CB, Insignia Merger Would Spark Change

By DANNY KING
Staff Reporter

The potential merger of CB Richard Ellis and Insignia Financial Group could give L.A.-based CB a much-desired foothold in the New York market, but is likely to result in a shakeup of the local brokerage community.

A merger with New York-based Insignia's real estate brokerage arm, Insignia/ESG Inc., would create the largest brokerage in Los Angeles County. Together, CB and Insignia brokered more than $3.2 billion in lease and purchase deals in 2001 (the last full year available), about $300 million more than market leader Grubb & Ellis Co.

On Feb. 7, Insignia confirmed in a statement that it was "in discussion with CB Richard Ellis with respect to a proposed combination of the two organizations." The proposed merger is valued at $400 million, according to a report by Web site GlobeSt.com.

Insignia officials declined comment last week. CB Richard Ellis officials did not return calls. Similar discussions occurred between the two companies three years ago.

Further adding to the flux is financier Carl Icahn's announced play for Insignia. Icahn's High River LP is a 7.55 percent stakeholder and on Feb. 10 it filed a statement with the Securities and Exchange Commission stating that the two companies were discussing "the possibility of a merger without a tender offer."

Local industry executives believe the CB deal is the more likely of the two to go through. The synergies provided by the respective firms, said Gary Weiss, senior vice president at developer J.H. Snyder Co., make it a better bet. "The whole thing behind this is (Insignia's) strength in New York and London," Weiss said.

Merging CB and Insignia's L.A. operations would create extensive redundancies, particularly in the office brokerage sector, resulting in defections of some of the area's most active office brokers.

"CB is not merging with Insignia because of what's going on in Los Angeles this is a New York play," said Chris DuMont, who spent 14 years at CB before joining Grubb & Ellis as senior vice president in November. "You're going to see guys jump ship."

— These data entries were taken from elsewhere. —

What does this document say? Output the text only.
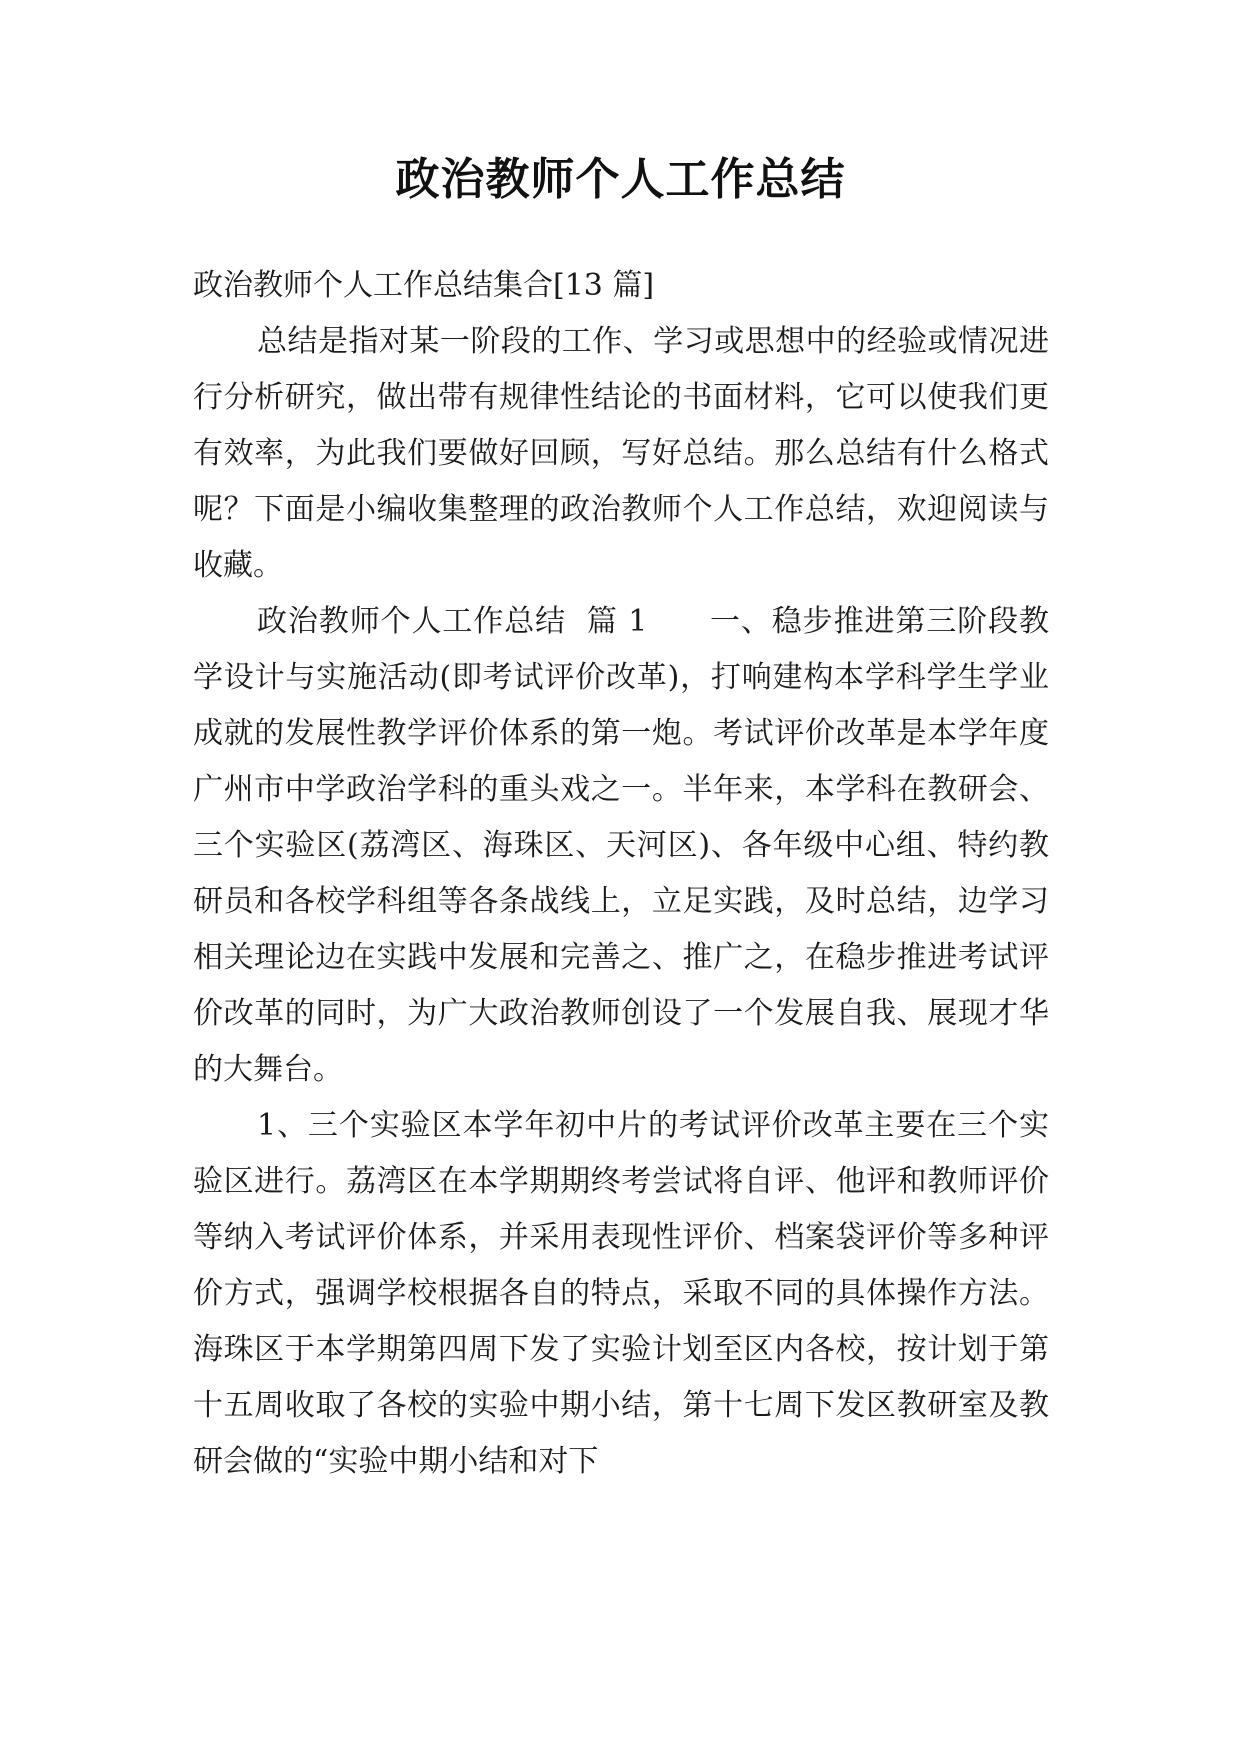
政治教师个人工作总结

政治教师个人工作总结集合[13 篇]

总结是指对某一阶段的工作、学习或思想中的经验或情况进行分析研究，做出带有规律性结论的书面材料，它可以使我们更有效率，为此我们要做好回顾，写好总结。那么总结有什么格式呢？下面是小编收集整理的政治教师个人工作总结，欢迎阅读与收藏。

政治教师个人工作总结  篇 1      一、稳步推进第三阶段教学设计与实施活动(即考试评价改革)，打响建构本学科学生学业成就的发展性教学评价体系的第一炮。考试评价改革是本学年度广州市中学政治学科的重头戏之一。半年来，本学科在教研会、三个实验区(荔湾区、海珠区、天河区)、各年级中心组、特约教研员和各校学科组等各条战线上，立足实践，及时总结，边学习相关理论边在实践中发展和完善之、推广之，在稳步推进考试评价改革的同时，为广大政治教师创设了一个发展自我、展现才华的大舞台。

1、三个实验区本学年初中片的考试评价改革主要在三个实验区进行。荔湾区在本学期期终考尝试将自评、他评和教师评价等纳入考试评价体系，并采用表现性评价、档案袋评价等多种评价方式，强调学校根据各自的特点，采取不同的具体操作方法。海珠区于本学期第四周下发了实验计划至区内各校，按计划于第十五周收取了各校的实验中期小结，第十七周下发区教研室及教研会做的“实验中期小结和对下
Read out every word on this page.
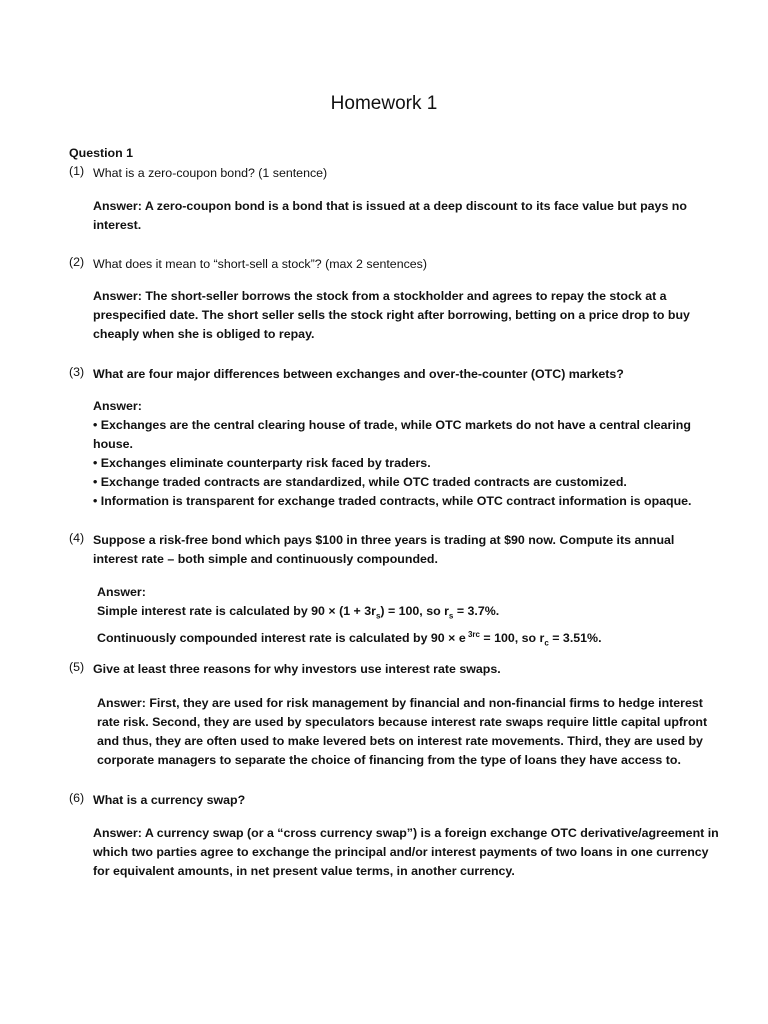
Homework 1
Question 1
(1) What is a zero-coupon bond? (1 sentence)
Answer: A zero-coupon bond is a bond that is issued at a deep discount to its face value but pays no
interest.
(2) What does it mean to “short-sell a stock”? (max 2 sentences)
Answer: The short-seller borrows the stock from a stockholder and agrees to repay the stock at a
prespecified date. The short seller sells the stock right after borrowing, betting on a price drop to buy
cheaply when she is obliged to repay.
(3) What are four major differences between exchanges and over-the-counter (OTC) markets?
Answer:
• Exchanges are the central clearing house of trade, while OTC markets do not have a central clearing
house.
• Exchanges eliminate counterparty risk faced by traders.
• Exchange traded contracts are standardized, while OTC traded contracts are customized.
• Information is transparent for exchange traded contracts, while OTC contract information is opaque.
(4) Suppose a risk-free bond which pays $100 in three years is trading at $90 now. Compute its annual
interest rate – both simple and continuously compounded.
Answer:
Simple interest rate is calculated by $90 \times (1 + 3r_s) = 100$, so $r_s = 3.7\%$.
Continuously compounded interest rate is calculated by 90 × e $^{3rc}$ = 100, so $r_c = 3.51\%$.
(5) Give at least three reasons for why investors use interest rate swaps.
Answer: First, they are used for risk management by financial and non-financial firms to hedge interest
rate risk. Second, they are used by speculators because interest rate swaps require little capital upfront
and thus, they are often used to make levered bets on interest rate movements. Third, they are used by
corporate managers to separate the choice of financing from the type of loans they have access to.
(6) What is a currency swap?
Answer: A currency swap (or a “cross currency swap”) is a foreign exchange OTC derivative/agreement in
which two parties agree to exchange the principal and/or interest payments of two loans in one currency
for equivalent amounts, in net present value terms, in another currency.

Meanwhile, the less successful brokers could see their jobs eliminated due to the sluggish leasing environment, said Weiss, a Julien J. Studley Inc. broker from 1987 to 1999.

"A lot of guys on the lower end are essentially going to be let go," he said. "The market's not exactly on fire."

In an industry known to be cutthroat when it comes to pursuing top talent, some CB and Insignia competitors welcome the shakeout a merger would generate.

"It only accentuates the uniqueness of a privately-held, single-platform company," said Bruce Schuman, senior vice president at Studley.

"People are going to look long and hard at whether they want to be a part of this merged entity," added DuMont. "I'd love to see some of those guys come over here."

The likely merger between CB and Insignia would continue a steady churn of brokers within the past year, and could create the largest shake-up in local real estate since Insignia recruited some of the area's top brokers between 1998 and 2000 as it opened its local offices. Some brokers were lured with seven-figure bonuses.

Insignia's Westside brokers were culled from CB Richard Ellis and Colliers Seeley, while the downtown brokers were largely hired away from Cushman Realty Corp. and Studley.